STELTER: Five years ago today. I remember exactly where I was.


STELTER: Actually, I was at a bar. It was 11:00 in the morning. Maybe that was symbolic.

CAMEROTA: That says more about you, I feel, Brian Stelter.


STELTER: Then I'm walking down the street and I see it on -- I see CNN's on. I'm walking down the street. I see CNN's on. And Trump is speaking. And I didn't think he was actually going to run. I have to admit, I didn't think he was going to run. So I walked inside, turned up the volume and now the rest is history.

CAMEROTA: And here we are five years -- five years later.

I'm sorry, I just have one more question about this spat between Ted Cruz and this actor, Ron Perlman.


CAMEROTA: Maybe we -- maybe we have a picture that we can put up of Ron Perlman because he is challenging Ted Cruz to the wrestling match, right? I mean, so -- OK, hold on, we don't have that, but I do have the -- we do have the Twitter exchange where he says to Ted Cruz, this is the actor, you talk a good game but when you've got Hollywood -- oh, no, sorry, this is Ted Cruz talking to the actor. Listen, hell boy, you talk a good game when you've got Hollywood makeup and stunt men, but I'll bet you 10,000 to the non-political charity of your choice that you couldn't last five minutes in the wrestling ring with Jim Jordan without getting pinned.


You up for it? Or does your publicist say it's too risky? Then the actor says, tell you what, Teddy boy, since mentioning Jim Jordan and wrestling is problematic, why don't we say blank him and just make it you and me. I'll give $50,000 to Black Lives Matter and you can keep all the taxpayer money you were thinking of spending.


Is that -- is this really going to happen?

STELTER: I was afraid you were going to ask me that.

Let me say this, President Trump's not the only one that maybe should put down the Twitter device once in a while, right?
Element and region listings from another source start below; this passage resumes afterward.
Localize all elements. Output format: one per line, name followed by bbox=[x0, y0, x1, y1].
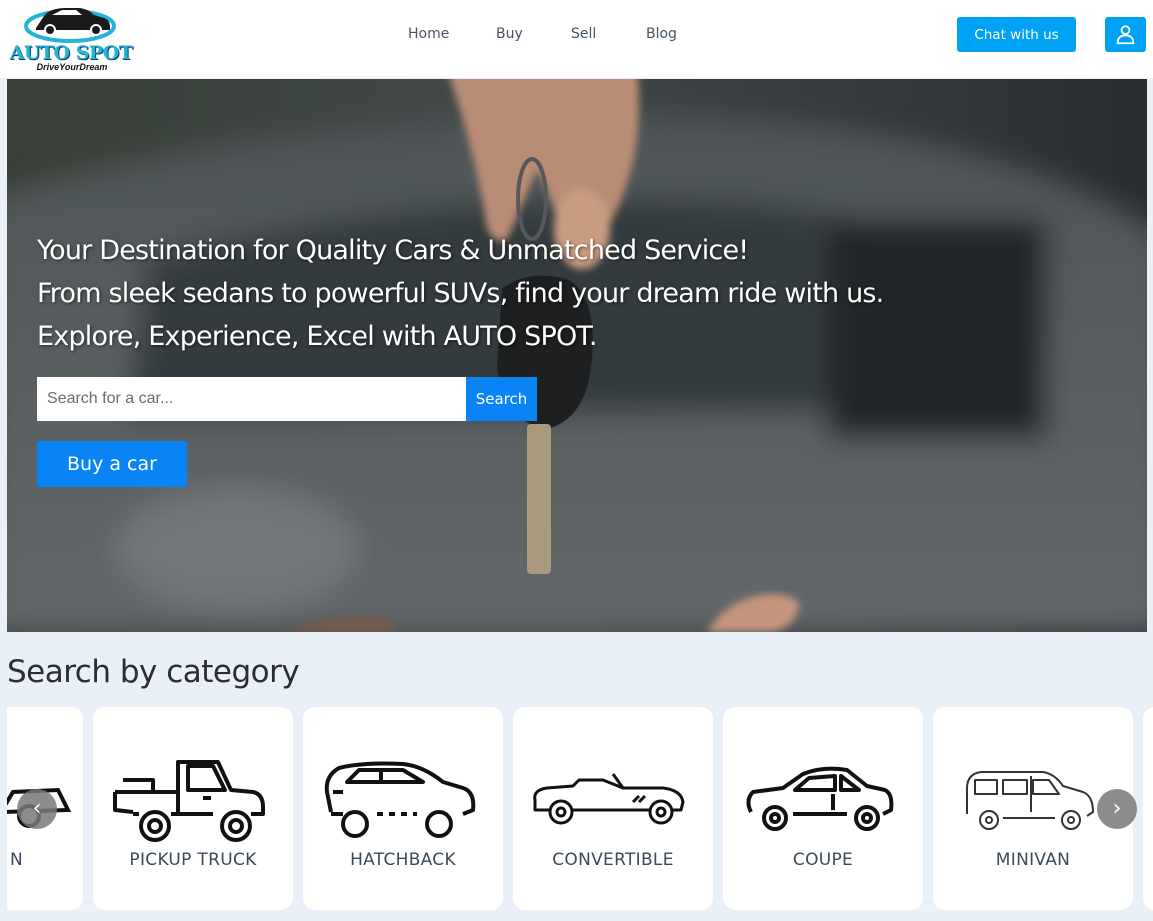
category-label-coupe: COUPE bbox=[792, 850, 854, 870]
coupe-icon bbox=[746, 766, 894, 831]
hatchback-icon bbox=[324, 761, 476, 838]
carousel-next-button[interactable]: › bbox=[1097, 789, 1137, 829]
brand-name: AUTO SPOT bbox=[9, 42, 133, 64]
logo-car-icon bbox=[24, 8, 116, 43]
pickup-truck-icon bbox=[113, 760, 265, 842]
convertible-icon bbox=[533, 773, 685, 825]
category-card-convertible[interactable]: CONVERTIBLE bbox=[513, 707, 713, 910]
chat-with-us-button[interactable]: Chat with us bbox=[957, 17, 1076, 52]
chevron-left-icon: ‹ bbox=[32, 796, 42, 821]
nav-buy[interactable]: Buy bbox=[496, 26, 523, 42]
chevron-right-icon: › bbox=[1112, 796, 1122, 821]
hero-line-1: Your Destination for Quality Cars & Unma… bbox=[37, 235, 749, 266]
category-card-coupe[interactable]: COUPE bbox=[723, 707, 923, 910]
category-card-hatchback[interactable]: HATCHBACK bbox=[303, 707, 503, 910]
category-card-pickup-truck[interactable]: PICKUP TRUCK bbox=[93, 707, 293, 910]
category-label-convertible: CONVERTIBLE bbox=[552, 850, 674, 870]
brand-tagline: DriveYourDream bbox=[36, 62, 108, 72]
site-header: AUTO SPOT DriveYourDream Home Buy Sell B… bbox=[0, 0, 1153, 78]
category-label: N bbox=[9, 850, 23, 870]
carousel-prev-button[interactable]: ‹ bbox=[17, 789, 57, 829]
category-card-partial-next[interactable] bbox=[1143, 707, 1153, 910]
user-icon bbox=[1116, 25, 1135, 45]
category-label-minivan: MINIVAN bbox=[995, 850, 1071, 870]
category-label-pickup-truck: PICKUP TRUCK bbox=[129, 850, 257, 870]
category-section-title: Search by category bbox=[7, 654, 300, 690]
category-label-hatchback: HATCHBACK bbox=[350, 850, 456, 870]
nav-blog[interactable]: Blog bbox=[646, 26, 677, 42]
brand-logo[interactable]: AUTO SPOT DriveYourDream bbox=[6, 0, 133, 76]
search-button[interactable]: Search bbox=[466, 377, 537, 421]
buy-a-car-button[interactable]: Buy a car bbox=[37, 441, 187, 487]
hero-banner: Your Destination for Quality Cars & Unma… bbox=[7, 79, 1147, 632]
hero-line-3: Explore, Experience, Excel with AUTO SPO… bbox=[37, 321, 598, 352]
user-account-button[interactable] bbox=[1105, 17, 1146, 52]
car-search-input[interactable] bbox=[37, 377, 466, 421]
nav-sell[interactable]: Sell bbox=[571, 26, 596, 42]
nav-home[interactable]: Home bbox=[408, 26, 449, 42]
hero-headline: Your Destination for Quality Cars & Unma… bbox=[37, 229, 1037, 358]
category-carousel: N PICKUP TRUCK HATCHBACK CONVERTIBLE COU… bbox=[7, 707, 1153, 911]
hero-line-2: From sleek sedans to powerful SUVs, find… bbox=[37, 278, 884, 309]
The world doesn't always like this. Five, ten years ago, you didn't have senators getting in fights and offering to get into the rings with actors. What -- what happened? What went wrong? What went right? I don't know.

CAMEROTA: On that note --


CAMEROTA: On that philosophical note, Brian, thank you very much.

STELTER: Thanks.

CAMEROTA: Great to talk to you.

Jim, thank you very much. I shall see you manana.

SCIUTTO: Oh, promise to be here. Always good to be with you.

CAMEROTA: Fantastic.

CNN's coverage continues after this break.